As the canonical data provider, such pressures can make it very easy to let perfection become the enemy of good, and limit the amount of data released. Although I’m pushing the Land Registry to do better in these posts, I remain best pleased the Land Registry releases this data openly, and in convenient form. Mistakes will happen, but admitting fault like this quickly and openly is great, and exactly the right thing to do.

This issue is a great example of how publishing open data can really help improve its quality. I suspect the “customer feedback” must have been based on knowledge of particular transactions.

Richard has suggested ways of programatically testing regulatory data and enabling greater scrutiny is exactly why we should open up more data. Being open allows anyone to independently cross-check the validity and veracity of public data, building a better relationship with users and encouraging improving the quality of our public data at source. Establishing such feedback loops is why one of my favourite Government Digital Service design principles is to make things open, it makes them better

One thing publishers of data should do is to maintain files such as this under revision control and publish differences, so as consumers we can track changes and assess their impact.

If you have any queries or concerns over this correction please contact us at commercial.services@landregistry.gsi.gov.uk. We welcome your feedback.

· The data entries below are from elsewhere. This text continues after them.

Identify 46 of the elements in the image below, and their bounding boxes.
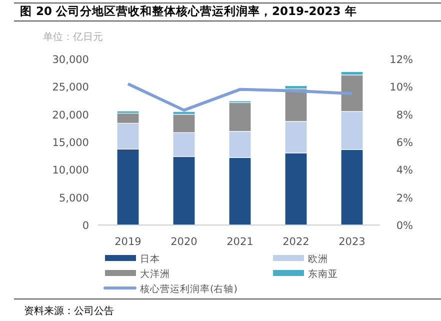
x-tick-label: 2020 — [170, 236, 198, 248]
x-tick-label: 2021 — [226, 236, 254, 248]
y2-tick-label: 6% — [396, 137, 414, 149]
bar — [116, 110, 140, 114]
legend-label: 东南亚 — [308, 268, 338, 280]
y2-tick-label: 0% — [396, 220, 414, 232]
y-tick-label: 10,000 — [52, 164, 89, 177]
text: 资料来源：公司公告 — [24, 305, 114, 317]
y-tick-label: 30,000 — [52, 54, 89, 66]
y2-tick-label: 2% — [396, 192, 414, 204]
bar — [340, 149, 364, 226]
x-tick-label: 2023 — [338, 236, 366, 248]
bar — [228, 131, 252, 158]
bar — [284, 88, 308, 122]
legend-label: 大洋洲 — [140, 268, 170, 280]
x-tick-label: 2022 — [282, 236, 310, 248]
y-tick-label: 25,000 — [52, 82, 89, 94]
chart-title: 图 20 公司分地区营收和整体核心营运利润率，2019-2023 年 — [20, 4, 357, 18]
y-tick-label: 20,000 — [52, 109, 89, 122]
y-tick-label: 15,000 — [52, 137, 89, 149]
bar — [172, 111, 196, 115]
bar — [172, 156, 196, 226]
bar — [228, 102, 252, 132]
bar — [116, 112, 140, 124]
bar — [284, 121, 308, 154]
y-tick-label: 5,000 — [58, 192, 89, 204]
bar — [284, 152, 308, 226]
legend-label: 日本 — [140, 253, 160, 265]
x-tick-label: 2019 — [114, 236, 142, 248]
bar — [340, 71, 364, 76]
y2-tick-label: 10% — [390, 82, 414, 94]
bar — [116, 122, 140, 150]
legend-label: 核心营运利润率(右轴) — [139, 283, 238, 295]
bar — [228, 157, 252, 226]
y2-tick-label: 8% — [396, 109, 414, 122]
bar — [172, 114, 196, 133]
y-axis-title: 单位：亿日元 — [43, 31, 103, 43]
legend-label: 欧洲 — [308, 253, 328, 265]
bar — [172, 132, 196, 157]
bar — [340, 74, 364, 112]
bar — [116, 148, 140, 226]
bar — [340, 111, 364, 150]
y2-tick-label: 4% — [396, 164, 414, 177]
bar — [284, 85, 308, 90]
y2-tick-label: 12% — [390, 54, 414, 66]
y-tick-label: 0 — [82, 220, 89, 232]
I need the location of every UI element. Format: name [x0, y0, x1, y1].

I’m a little put off by mention of “commercial services”, but I have sent mail to this address with a link to this post.

This blip did take the wind out of my sails a little, but I’ll aim to pick up with another post in the series “tomorrow”.

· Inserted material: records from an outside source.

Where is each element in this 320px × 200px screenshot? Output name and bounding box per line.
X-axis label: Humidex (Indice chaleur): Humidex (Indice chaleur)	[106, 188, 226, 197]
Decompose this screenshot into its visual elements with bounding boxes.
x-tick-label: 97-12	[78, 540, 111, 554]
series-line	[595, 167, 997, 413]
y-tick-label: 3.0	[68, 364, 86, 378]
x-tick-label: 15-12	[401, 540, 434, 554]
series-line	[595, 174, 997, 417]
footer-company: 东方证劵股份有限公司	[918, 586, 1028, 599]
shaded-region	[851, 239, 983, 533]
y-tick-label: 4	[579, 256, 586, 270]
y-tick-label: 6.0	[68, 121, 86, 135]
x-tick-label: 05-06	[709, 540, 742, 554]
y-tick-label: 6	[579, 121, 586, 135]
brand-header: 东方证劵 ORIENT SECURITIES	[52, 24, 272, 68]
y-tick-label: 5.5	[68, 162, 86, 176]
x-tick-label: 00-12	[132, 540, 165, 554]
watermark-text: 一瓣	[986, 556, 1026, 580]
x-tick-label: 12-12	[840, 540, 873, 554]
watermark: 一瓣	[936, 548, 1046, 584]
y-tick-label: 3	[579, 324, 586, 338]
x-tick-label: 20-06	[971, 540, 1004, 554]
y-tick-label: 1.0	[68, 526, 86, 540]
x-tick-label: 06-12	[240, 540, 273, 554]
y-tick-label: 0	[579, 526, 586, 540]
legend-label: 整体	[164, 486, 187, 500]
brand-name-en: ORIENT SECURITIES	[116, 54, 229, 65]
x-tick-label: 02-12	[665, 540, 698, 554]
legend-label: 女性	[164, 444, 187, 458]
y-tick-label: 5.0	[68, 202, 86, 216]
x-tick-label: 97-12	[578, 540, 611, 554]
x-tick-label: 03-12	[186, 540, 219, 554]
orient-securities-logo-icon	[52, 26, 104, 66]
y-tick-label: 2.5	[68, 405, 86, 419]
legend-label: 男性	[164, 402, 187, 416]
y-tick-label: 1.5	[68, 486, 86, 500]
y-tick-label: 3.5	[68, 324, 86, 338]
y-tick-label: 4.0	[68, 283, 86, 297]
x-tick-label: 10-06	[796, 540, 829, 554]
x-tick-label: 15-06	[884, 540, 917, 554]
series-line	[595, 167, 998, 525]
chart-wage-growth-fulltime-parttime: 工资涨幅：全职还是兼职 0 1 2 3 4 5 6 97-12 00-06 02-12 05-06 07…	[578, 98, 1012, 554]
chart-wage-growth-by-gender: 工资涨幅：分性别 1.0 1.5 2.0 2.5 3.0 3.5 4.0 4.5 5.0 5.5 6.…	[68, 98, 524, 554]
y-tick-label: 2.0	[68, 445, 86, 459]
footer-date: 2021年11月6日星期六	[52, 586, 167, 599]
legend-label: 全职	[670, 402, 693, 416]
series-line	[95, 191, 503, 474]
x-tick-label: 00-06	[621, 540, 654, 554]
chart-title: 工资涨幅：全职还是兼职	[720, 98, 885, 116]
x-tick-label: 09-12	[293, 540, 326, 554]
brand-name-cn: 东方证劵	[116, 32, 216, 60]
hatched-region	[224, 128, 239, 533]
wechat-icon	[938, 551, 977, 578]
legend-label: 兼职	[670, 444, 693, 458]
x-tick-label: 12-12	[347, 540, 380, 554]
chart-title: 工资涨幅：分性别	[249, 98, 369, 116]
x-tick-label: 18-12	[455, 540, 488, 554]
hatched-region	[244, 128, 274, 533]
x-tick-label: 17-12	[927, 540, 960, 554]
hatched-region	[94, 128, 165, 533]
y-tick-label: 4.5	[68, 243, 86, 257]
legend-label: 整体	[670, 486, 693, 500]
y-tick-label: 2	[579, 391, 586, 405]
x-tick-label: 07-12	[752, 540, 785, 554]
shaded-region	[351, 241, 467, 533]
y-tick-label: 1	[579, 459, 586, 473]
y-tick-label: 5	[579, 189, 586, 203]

Owen Boswarva has shared similar thoughts on this issue in his post how far can we trust open data

Update: I had a very nice response to my mail from Lorna Jordan who I know has been busy supporting users and working on releasing more data. Lorna confirmed the ‘D’ status appears to the monthly files, and are then removed when compiling complete file and also explained the Land Registry continue to receive cases as old as 1995 even now which are being registered voluntarily for the first time, which results in additions. She also explained the process for publishing price-paid data, which can introduce corrections: “The price paid data does not come from the register, but is captured separately at the beginning of a case, therefore the register is not incorrect for property type etc when these changes occur. However, if there are changes to the price or date of a transaction we will always check against the register and amend if needed.”